Pandemi kıvılcımı kısa zamanda dünyaya yayılmaya başladığında, Güçlü ve zengin bilinen zulmünden korkulan ülkeler birer birer sınıfta çaktılar. ABD, Fransa, İngiltere, İtalya, ispanya, İran ve Çin sapır sapır döküldüler.
 
Elhamdulillah Türkiye dimdik ayakta kalmakla yetinmeyip önce memleketimize Şehir Hastaneleriyle, yetenekli sağlık otoriteleri ve sağlık malzemeleriyle sektörü güçlendirdi. Sonra da dünyada yüz elli ülkeye maske, dezenfektan ve hijyen malzemelerini özel kargo uçağımızla aylarca taşıdı. Dünyanın takdirini kazandı ve yoksulların umudu olmayı sürdürdü.
 
Ulusal basında ve televizyonlarda gördüğümüz ve yaşadığımız gibi öncelikle Sağlık gereksinimleri, maske ve dezenfektan ücretsiz Halka dağıtılıyor.
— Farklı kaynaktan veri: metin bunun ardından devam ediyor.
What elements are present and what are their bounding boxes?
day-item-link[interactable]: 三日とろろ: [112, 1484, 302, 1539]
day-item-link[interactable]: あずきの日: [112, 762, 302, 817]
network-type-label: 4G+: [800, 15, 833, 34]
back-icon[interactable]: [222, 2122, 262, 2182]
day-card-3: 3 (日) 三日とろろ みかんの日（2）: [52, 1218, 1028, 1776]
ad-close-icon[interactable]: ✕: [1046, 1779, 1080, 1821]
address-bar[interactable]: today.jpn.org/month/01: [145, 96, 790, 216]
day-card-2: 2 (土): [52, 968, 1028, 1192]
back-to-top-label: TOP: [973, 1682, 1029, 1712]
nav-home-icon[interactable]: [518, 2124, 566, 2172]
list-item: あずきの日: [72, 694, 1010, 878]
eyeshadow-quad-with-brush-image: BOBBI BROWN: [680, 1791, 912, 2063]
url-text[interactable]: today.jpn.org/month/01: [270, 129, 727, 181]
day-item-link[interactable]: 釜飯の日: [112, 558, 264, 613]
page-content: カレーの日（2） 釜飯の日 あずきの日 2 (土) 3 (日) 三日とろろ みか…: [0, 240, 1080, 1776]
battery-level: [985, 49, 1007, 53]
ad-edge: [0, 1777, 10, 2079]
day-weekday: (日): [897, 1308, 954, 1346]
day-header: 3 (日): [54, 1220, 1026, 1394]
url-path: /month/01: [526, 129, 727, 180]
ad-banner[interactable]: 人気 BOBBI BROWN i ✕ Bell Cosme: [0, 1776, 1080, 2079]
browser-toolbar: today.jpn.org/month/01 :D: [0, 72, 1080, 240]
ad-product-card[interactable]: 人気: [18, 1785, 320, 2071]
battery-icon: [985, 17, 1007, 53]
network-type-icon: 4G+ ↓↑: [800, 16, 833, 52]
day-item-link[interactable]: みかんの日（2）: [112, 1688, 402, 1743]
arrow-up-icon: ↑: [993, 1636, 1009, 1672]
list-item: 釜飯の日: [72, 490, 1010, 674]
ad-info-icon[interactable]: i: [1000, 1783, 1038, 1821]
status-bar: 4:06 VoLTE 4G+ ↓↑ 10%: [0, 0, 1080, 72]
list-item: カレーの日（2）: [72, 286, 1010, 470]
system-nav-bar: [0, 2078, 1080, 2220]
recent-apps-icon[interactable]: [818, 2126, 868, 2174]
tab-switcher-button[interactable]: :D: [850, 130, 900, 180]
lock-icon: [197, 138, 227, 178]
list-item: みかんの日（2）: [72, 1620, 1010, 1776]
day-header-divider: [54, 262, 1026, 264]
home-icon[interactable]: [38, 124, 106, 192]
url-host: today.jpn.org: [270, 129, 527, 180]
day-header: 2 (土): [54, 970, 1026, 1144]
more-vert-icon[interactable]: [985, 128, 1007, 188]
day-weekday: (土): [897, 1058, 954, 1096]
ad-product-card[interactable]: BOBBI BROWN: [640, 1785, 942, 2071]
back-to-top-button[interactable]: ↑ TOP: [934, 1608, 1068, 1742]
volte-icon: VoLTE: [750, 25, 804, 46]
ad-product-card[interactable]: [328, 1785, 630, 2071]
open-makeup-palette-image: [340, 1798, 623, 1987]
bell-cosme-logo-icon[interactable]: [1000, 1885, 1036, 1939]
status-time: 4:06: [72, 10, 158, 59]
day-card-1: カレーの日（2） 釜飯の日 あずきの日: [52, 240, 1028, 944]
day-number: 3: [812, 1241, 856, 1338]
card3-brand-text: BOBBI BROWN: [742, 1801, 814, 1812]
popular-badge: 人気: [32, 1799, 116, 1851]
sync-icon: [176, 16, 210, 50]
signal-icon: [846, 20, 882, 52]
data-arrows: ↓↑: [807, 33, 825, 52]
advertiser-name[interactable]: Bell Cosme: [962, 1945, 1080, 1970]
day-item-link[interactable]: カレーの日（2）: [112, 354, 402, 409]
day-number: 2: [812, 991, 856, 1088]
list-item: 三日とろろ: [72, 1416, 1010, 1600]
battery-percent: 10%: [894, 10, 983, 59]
Viral enfeksiyonu önlemek için Maske ve Hijyene riayet edilmesi,  hem televizyonlardan hem de minarelerde ezandan sonra, hutbelerde, Vaazlarda halka ısrarla duyuruluyor.
 
Sokaklarda sigarayı savurarak dolaşan, maske takmayan, Koruyucu hekimliğin disiplinine uymayan bununla da Halkın Hayat hakkını ihlal ve tehdit eden kendi hayatını ve çevresinde yaşayanların hayatını risk altına atan Cahilleri önce uyaran,  sonra yasak ve cezalarla hizaya getiren zabıta görevlilerine saygı duyuyoruz.        
 
Toplu yaşama alanlarında ve caddelerde Maskeyle gezenler hem kendilerini korur hem de diğer vatandaşları korurlar.
 
Halkın sağlığını yani Hayat hakkını korumak için Maskeli olmak Mesafeye riayet etmek ve Tıbbi hijyen’e yani temizliğe riayet etmek zorundayız.
 
Toplumsal bir tehlike olduğu için Pandemi konusunda kendimizi ve Halkın Hayat hakkını teminat altına alabilmek için önce Eğitim ve uyarılarla sonra da doğal olarak yasak ve cezalarla yaptırımlar gündeme oturuyor.
 
HALK İÇİNDE MUTEBER BİR NESNE…
 
Bildiğiniz gibi Kanuni Sultan Süleyman dönemi Osmanlı Cihan devletinin en Kudretli, Zengin ve en güçlü dönemidir.
 
Kanuni 1500’lü yıllara Medrese, Şifahane, Kervansaray, Kapalı Çarşı ve merkezinde Cami olan Külliyelerden oluşan  eserleriyle çağa  damgasını vurmuştur.
 
Kerim Devlet yapısıyla Osmanlı, Müslim-Gayrı Müslim bütün vatandaşlarının Eğitim, sağlık ve can güvenliğini teminat altına alıyordu.
 
Köyden Kente bütün meskûn alanlarda özgür ve kardeşçe birlikte yaşamalarını sağlıyordu.
 
Avni Mahlasıyla yazdığı şiirlerle Divan sahibi olan Kanuni Sultan Süleyman bir şiirinde Halkın Sıhhat ve Vahdetine vurgu yapıyordu:
 
“Halk içinde Mu’teber bir nesne yok DEVLET gibi,
 
Olmaya Devlet Cihanda bir nefes SIHHAT gibi,
 
Saltanat dedikleri bir Cihan Kavgasıdır.
 
Olmaya Bahtu Saadet dünyada VAHDET gibi!”